Everyone working with R is familiar with the c()
function that combines its arguments into a vector. If you have to enter a vector manually you might do it this way:
> vec = c(1,2,3,4,10,20,30,40,100,200,300,400)
If this were the only way to create vectors it would really be annoying (imagine more data and decimal values – mix up some dots and commas and your vector’ll be a mess), but we can use a function called scan()
that is more convenient for manually inputting vectors.
Basically it works like this: (1) Create a new object that will contain the data and assign scan()
to it. (2) Enter your data hitting ‘enter’ after each datum. (3) When you are finished, submit a blank line (i.e. hit ‘enter’ once more) and R tells you how many items were read and assigned to the new object.
> vec.scan = scan() 1: 1 2: 2 3: 3 4: 4 5: 10 6: 20 7: 30 8: 40 9: 100 10: 200 11: 300 12: 700 13:
Read 12 items
I obviously made type error – element 12 should be ‘400’. I could use indices to correct this cell (vec.scan[12] = 400
) or fix()
(resp. edit()
, see Getting data in and out of R – Part 1) which provides a more intuitive way of editing. Typing fix(vec.scan)
opens a window where I can replace 700 with 400. Close it and you’re done.
What about characters?
No problem, scan()
is a very versatile function (as we will see in subsequent posts) that can handle the data types logical
, integer
, numeric
, complex
, character
, raw
and list
(see ?scan
). So if you want to enter strings manually this could look like this:
> text.scan = scan(what="character") 1: scan() 2: can 3: read 4: text 5: and 6: also 7: special 8: characters 9: \/+-#$§%&_@ 10:
Read 9 items
> text.scan
[1] "scan()" "can" "read" "text" "and" [6] "also" "special" "characters" "\\/+-#$§%&_@"
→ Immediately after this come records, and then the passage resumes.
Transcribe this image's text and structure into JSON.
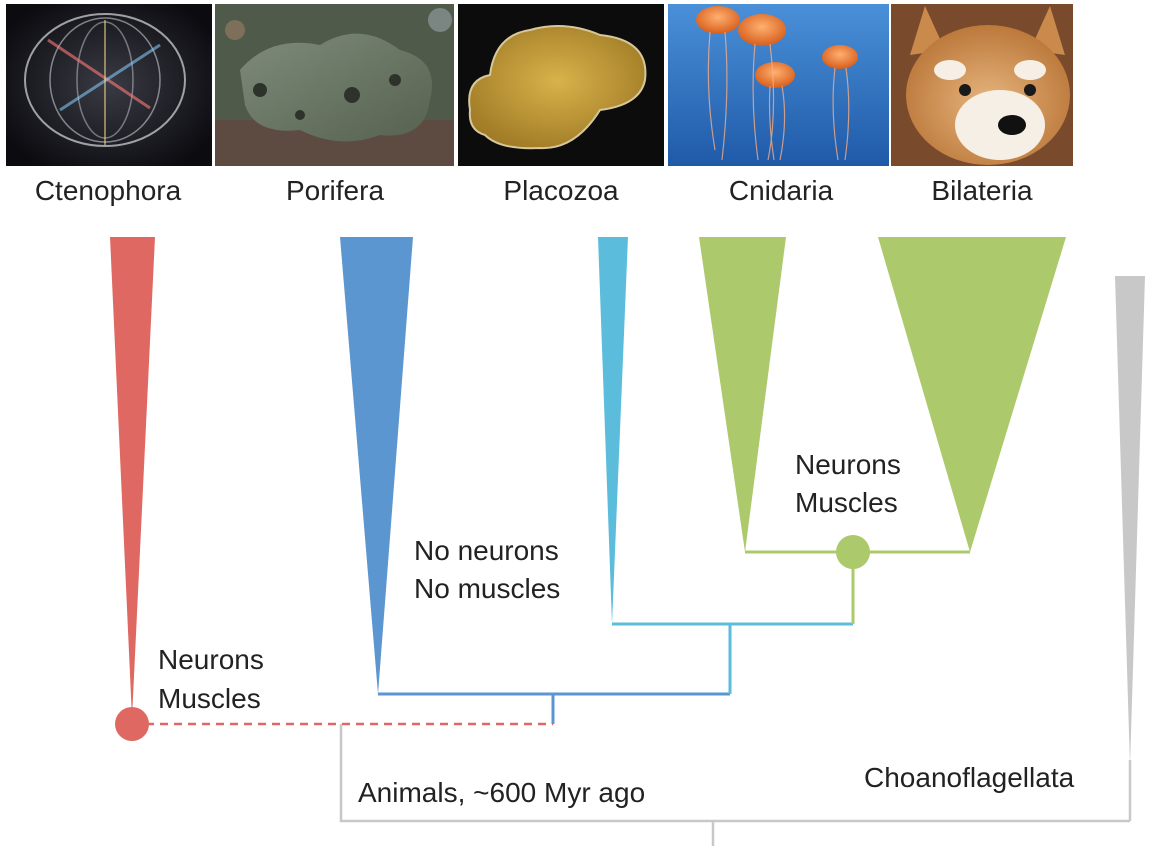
{
  "colors": {
    "ctenophora": "#e06862",
    "porifera": "#5b96d0",
    "placozoa": "#5bbcdc",
    "cnidaria_bilateria": "#acc96b",
    "choanoflagellata": "#c8c8c8",
    "text": "#222222"
  },
  "photos": [
    {
      "icon": "comb-jelly-photo"
    },
    {
      "icon": "sea-sponge-photo"
    },
    {
      "icon": "trichoplax-photo"
    },
    {
      "icon": "jellyfish-photo"
    },
    {
      "icon": "shiba-dog-photo"
    }
  ],
  "taxa": {
    "ctenophora": "Ctenophora",
    "porifera": "Porifera",
    "placozoa": "Placozoa",
    "cnidaria": "Cnidaria",
    "bilateria": "Bilateria",
    "choanoflagellata": "Choanoflagellata"
  },
  "annotations": {
    "cteno_line1": "Neurons",
    "cteno_line2": "Muscles",
    "porifera_line1": "No neurons",
    "porifera_line2": "No muscles",
    "cnid_line1": "Neurons",
    "cnid_line2": "Muscles",
    "root": "Animals, ~600 Myr ago"
  }
}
Note that you don’t have to quote text and additionally R escapes special characters as the backslash!
Beware of blanks!
By default R breaks up elements separated by blanks.
> scan(what="character") 1: this will not be one element 7:
Read 6 items [1] "this" "will" "not" "be" "one" "element"
You can see that although there’s only one line of text, each word becomes a separate element. If you want each line to be a single element you can tell scan()
to separate the input by another character, like the “new line” escape sequence:
> scan(what="character",sep="\n") 1: this is one element! 2:
Read 1 item [1] "this is one element!"
The line was read as one element now.